A lesson for our own time, and our obsession with ‘staying safe’, leaving the elderly and sick abandoned, bereft of friends, family and, alas, even the sacraments, for which there will be a reckoning. The saints always think of life and death sub specie aeternitatis, the greatest ‘evil’ was to die without charity, after a self-absorbed life.

Frances, always solicitous, raised her children well, and cared for her husband until his death, after he was invalided in a battle. Before that, they had agreed to practice continence, and Frances’ charitable and prayer life deepened immeasurably, recounting visions of saints, her guardian angel, purgatory, hell, foretelling both the end of the schism and her own death. But these remarkable charisms were not what made her holy; rather, she was, as her biography attests, renowned for her patience, kindness, humility and obedience. Frances founded a community of pious women, the Benedictine Oblate Congregation of Tor di Specchi, and died on this day in 1440, after a life given to God in an age when so many were scandalized by so many bad examples in the Church.

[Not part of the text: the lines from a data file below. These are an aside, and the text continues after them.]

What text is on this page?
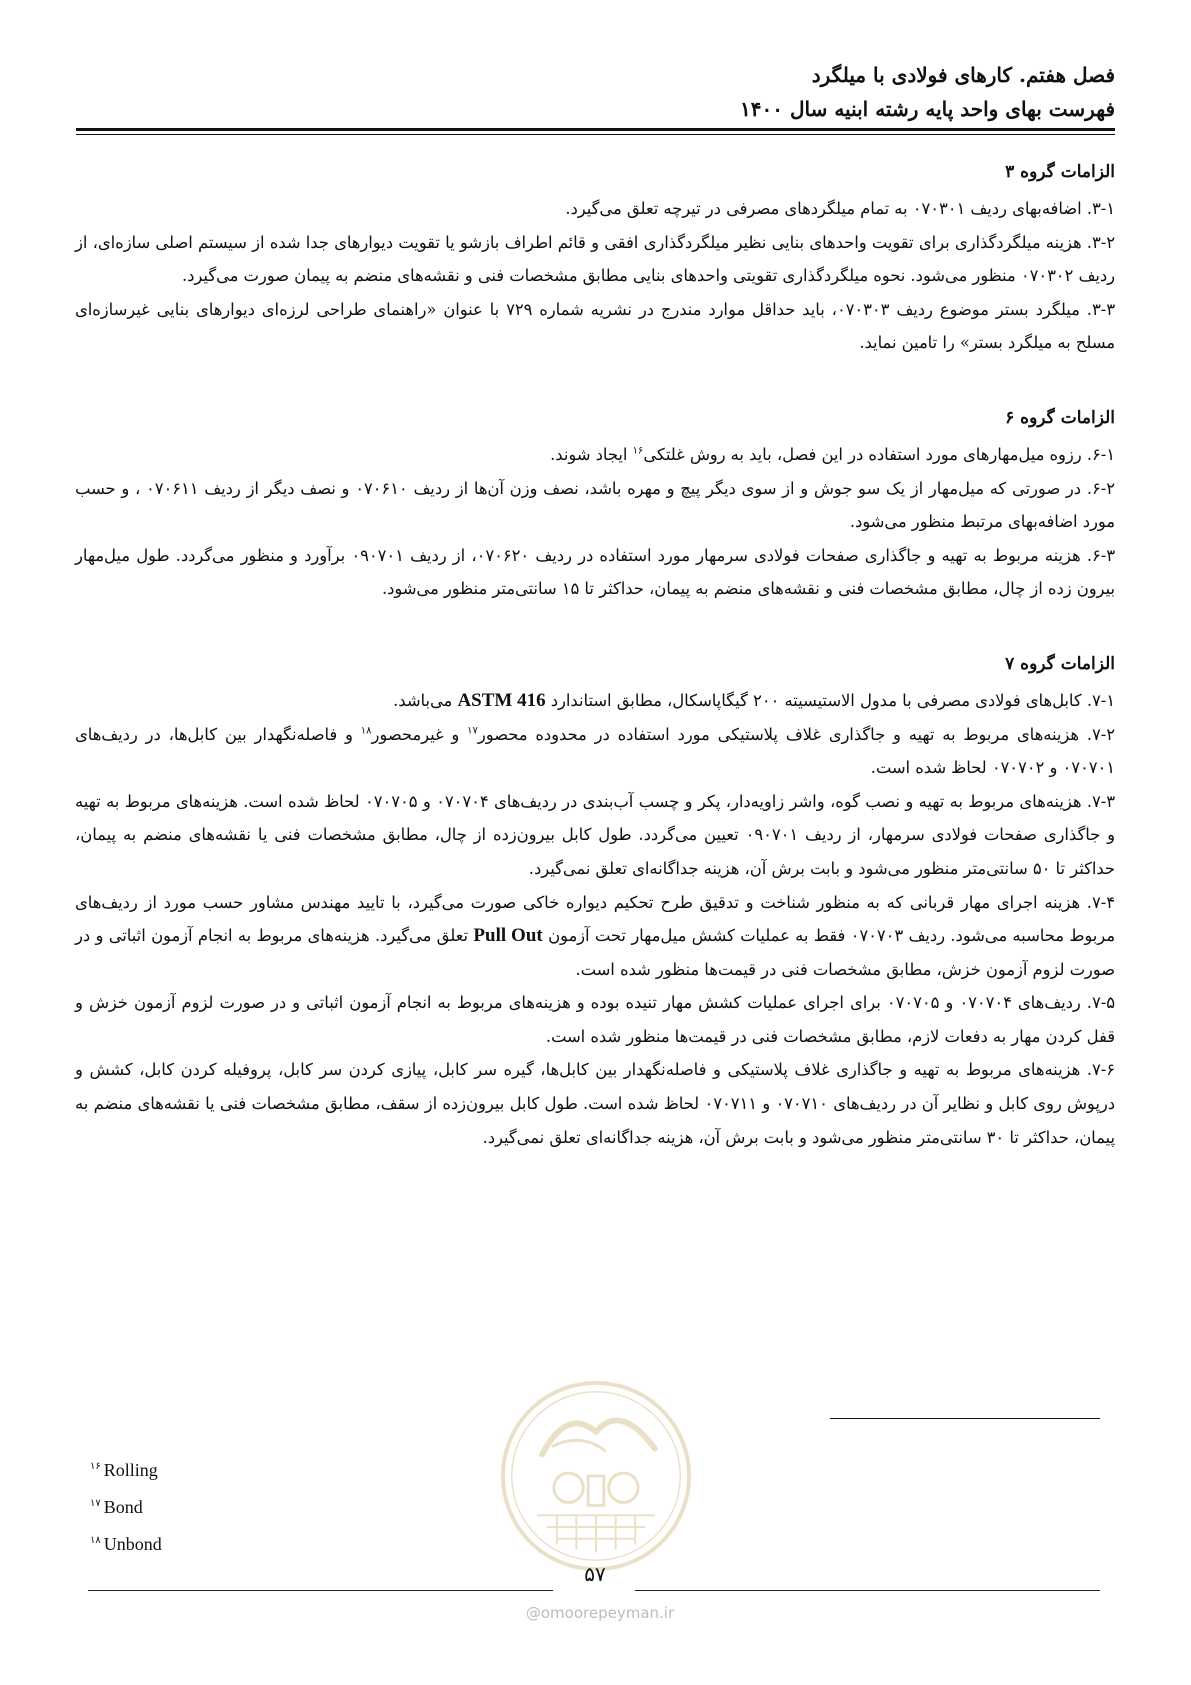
فصل هفتم. کارهای فولادی با میلگرد
فهرست بهای واحد پایه رشته ابنیه سال ۱۴۰۰
الزامات گروه ۳

۳-۱. اضافه‌بهای ردیف ۰۷۰۳۰۱ به تمام میلگردهای مصرفی در تیرچه تعلق می‌گیرد.

۳-۲. هزینه میلگردگذاری برای تقویت واحدهای بنایی نظیر میلگردگذاری افقی و قائم اطراف بازشو یا تقویت دیوارهای جدا شده از سیستم اصلی سازه‌ای، از ردیف ۰۷۰۳۰۲ منظور می‌شود. نحوه میلگردگذاری تقویتی واحدهای بنایی مطابق مشخصات فنی و نقشه‌های منضم به پیمان صورت می‌گیرد.

۳-۳. میلگرد بستر موضوع ردیف ۰۷۰۳۰۳، باید حداقل موارد مندرج در نشریه شماره ۷۲۹ با عنوان «راهنمای طراحی لرزه‌ای دیوارهای بنایی غیرسازه‌ای مسلح به میلگرد بستر» را تامین نماید.

الزامات گروه ۶

۶-۱. رزوه میل‌مهارهای مورد استفاده در این فصل، باید به روش غلتکی$^{۱۶}$ ایجاد شوند.

۶-۲. در صورتی که میل‌مهار از یک سو جوش و از سوی دیگر پیچ و مهره باشد، نصف وزن آن‌ها از ردیف ۰۷۰۶۱۰ و نصف دیگر از ردیف ۰۷۰۶۱۱ ، و حسب مورد اضافه‌بهای مرتبط منظور می‌شود.

۶-۳. هزینه مربوط به تهیه و جاگذاری صفحات فولادی سرمهار مورد استفاده در ردیف ۰۷۰۶۲۰، از ردیف ۰۹۰۷۰۱ برآورد و منظور می‌گردد. طول میل‌مهار بیرون زده از چال، مطابق مشخصات فنی و نقشه‌های منضم به پیمان، حداکثر تا ۱۵ سانتی‌متر منظور می‌شود.

الزامات گروه ۷

۷-۱. کابل‌های فولادی مصرفی با مدول الاستیسیته ۲۰۰ گیگاپاسکال، مطابق استاندارد ASTM 416 می‌باشد.

۷-۲. هزینه‌های مربوط به تهیه و جاگذاری غلاف پلاستیکی مورد استفاده در محدوده محصور$^{۱۷}$ و غیرمحصور$^{۱۸}$ و فاصله‌نگهدار بین کابل‌ها، در ردیف‌های ۰۷۰۷۰۱ و ۰۷۰۷۰۲ لحاظ شده است.

۷-۳. هزینه‌های مربوط به تهیه و نصب گوه، واشر زاویه‌دار، پکر و چسب آب‌بندی در ردیف‌های ۰۷۰۷۰۴ و ۰۷۰۷۰۵ لحاظ شده است. هزینه‌های مربوط به تهیه و جاگذاری صفحات فولادی سرمهار، از ردیف ۰۹۰۷۰۱ تعیین می‌گردد. طول کابل بیرون‌زده از چال، مطابق مشخصات فنی یا نقشه‌های منضم به پیمان، حداکثر تا ۵۰ سانتی‌متر منظور می‌شود و بابت برش آن، هزینه جداگانه‌ای تعلق نمی‌گیرد.

۷-۴. هزینه اجرای مهار قربانی که به منظور شناخت و تدقیق طرح تحکیم دیواره خاکی صورت می‌گیرد، با تایید مهندس مشاور حسب مورد از ردیف‌های مربوط محاسبه می‌شود. ردیف ۰۷۰۷۰۳ فقط به عملیات کشش میل‌مهار تحت آزمون Pull Out تعلق می‌گیرد. هزینه‌های مربوط به انجام آزمون اثباتی و در صورت لزوم آزمون خزش، مطابق مشخصات فنی در قیمت‌ها منظور شده است.

۷-۵. ردیف‌های ۰۷۰۷۰۴ و ۰۷۰۷۰۵ برای اجرای عملیات کشش مهار تنیده بوده و هزینه‌های مربوط به انجام آزمون اثباتی و در صورت لزوم آزمون خزش و قفل کردن مهار به دفعات لازم، مطابق مشخصات فنی در قیمت‌ها منظور شده است.

۷-۶. هزینه‌های مربوط به تهیه و جاگذاری غلاف پلاستیکی و فاصله‌نگهدار بین کابل‌ها، گیره سر کابل، پیازی کردن سر کابل، پروفیله کردن کابل، کشش و درپوش روی کابل و نظایر آن در ردیف‌های ۰۷۰۷۱۰ و ۰۷۰۷۱۱ لحاظ شده است. طول کابل بیرون‌زده از سقف، مطابق مشخصات فنی یا نقشه‌های منضم به پیمان، حداکثر تا ۳۰ سانتی‌متر منظور می‌شود و بابت برش آن، هزینه جداگانه‌ای تعلق نمی‌گیرد.

$^{۱۶}$ Rolling
$^{۱۷}$ Bond
$^{۱۸}$ Unbond
۵۷
@omoorepeyman.ir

Frances body was found incorrupt, and she was canonized on May 9th, 1608, by Pope Paul V. Pope Pius IX declared her the patron saint of automobile drivers in 1925 when those vehicles were becoming popular, since her guardian angel used to light her way through the dark streets of Rome, so we might invoke her before we make our own journeys, not least with family and loved ones.

A living lesson for our times, as all the saints are, really.

Saint Frances of Rome, ora pro nobis!